A tentative hypothesis from the present study that is worthy of further investigation is that advantages of smaller organisations dissipate over time, and that, for larger organisations, a period of five years may be required to successfully implement and embed Active Support. It may also be that after five years, other organisational level factors confound the impact of time. For example, the qualitative data reported by Bigby et al., (Citation2019b) indicates that disruption to the processes of implementation may result from changes to senior personnel or competing organisational priorities emanating from external factors. This proposition is supported by findings in earlier studies by Mansell and colleagues (Citation2008, Citation2013) of low levels of good Active Support in organisations that had been implementing it for more than five years. They demonstrate the likely interaction between time since implementing Active Support, and other organisational or service level factors in achieving good support.

Implications for practice

The findings from the present study together with earlier studies of Active Support (Flynn et al., Citation2018; Bigby et al., Citation2019a; Bould et al., Citation2019; Bigby et al., Citation2019b) suggest the following features at the service and organisational levels are predictors of good Active Support: (1) staff trained in Active Support using classroom and in-situ methods; (2) strong practice leadership of individual direct support workers and their team through regular coaching, observation and feedback about their practice, discussion of Active Support in team meetings and individual supervision, shift planning, and support to maintain focus on the quality of life of the people they support as core to everything they do; (3) practice leadership structured so leaders are close to every-day practice, and their tasks are not split across different positions; (4) staff having confidence in the management of the organisation; (5) services not supporting more than six people under one roof; (6) people sharing accommodation having support needs that are not too different, and not all having challenging behaviour; and (7) senior leaders having a shared understanding of Active Support, and recognising and valuing high-quality practice. These features provide a blueprint for the design of services committed to delivering quality Active Support.
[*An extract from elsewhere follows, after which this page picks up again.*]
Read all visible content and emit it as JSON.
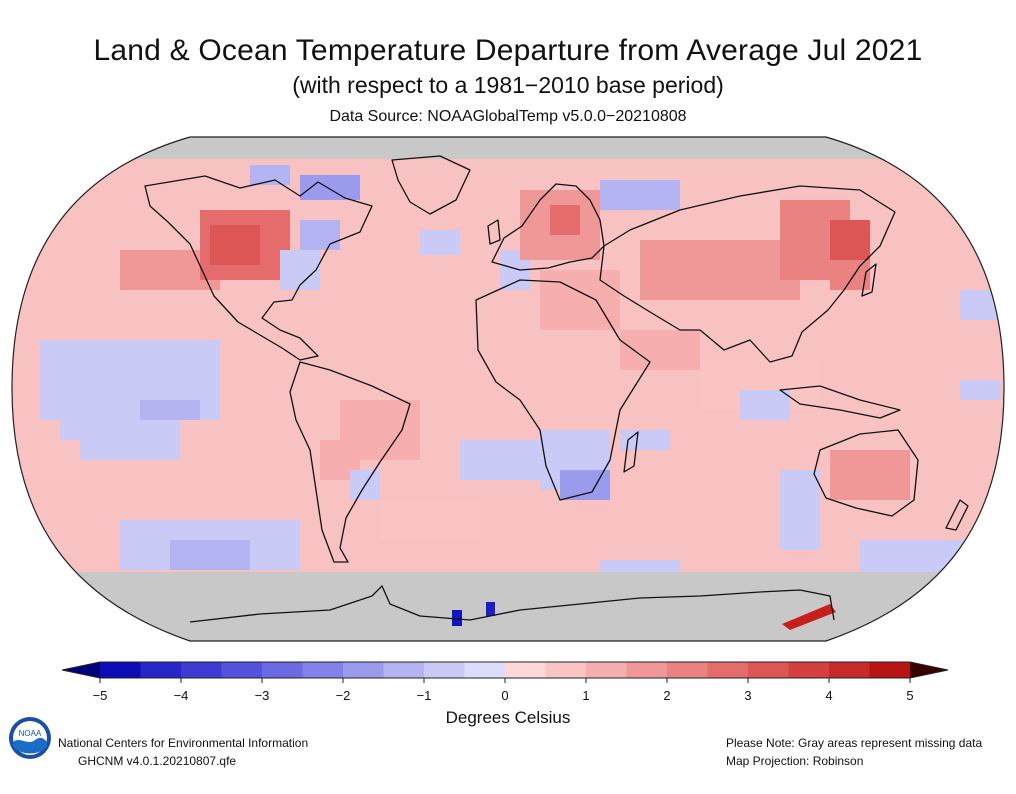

The definitions of each of these predictors and associated research measures could be translated into a set of evidence-based indicators of conditions, at the service and organisational levels, that are necessary for delivery of good quality Active Support. Indicators could be tailored to different audiences: consumers of services to assist in choice, the Commission to assist in service registration, and auditors or Commission for inspecting or monitoring services. Quality indicators of the nature described would build on, for example, the “What does good look like” checklist (Beadle-Brown & Ashman, Citation2016), with the resulting tool tested for reliability against research measures, such as the Active Support Measure. Importantly, however, this type of quality indicator is once removed from actual practice, and should not replace regular observation of frontline practice by supervisors and practice leaders, using a tool that is easy to complete in a practice context.

Conclusion

Active Support is one of few areas in disability practice with not only an evidence base but in which predictive factors have been explored internationally. This evidence provides behavioural indicators of good Active Support practice, benchmarks of good practice, and practice guidelines. The present study has contributed further evidence to support the development of a set of indicators of factors at the service and organisational levels necessary for delivery of good Active support.

Acknowledgements

Thanks are extended to the disability services participating in this study, and to research assistants Louise Phillips, Samuel Murray, Emma Caruana, Lincoln Humphreys, Rosa Solá Molina and Andrew Westle for support with data collection.

Disclosure statement

No potential conflict of interest was reported by the authors.

Additional information

Funding

Funding support was from the Australian Research Council Linkage Grant LP130100189 and partner disability services.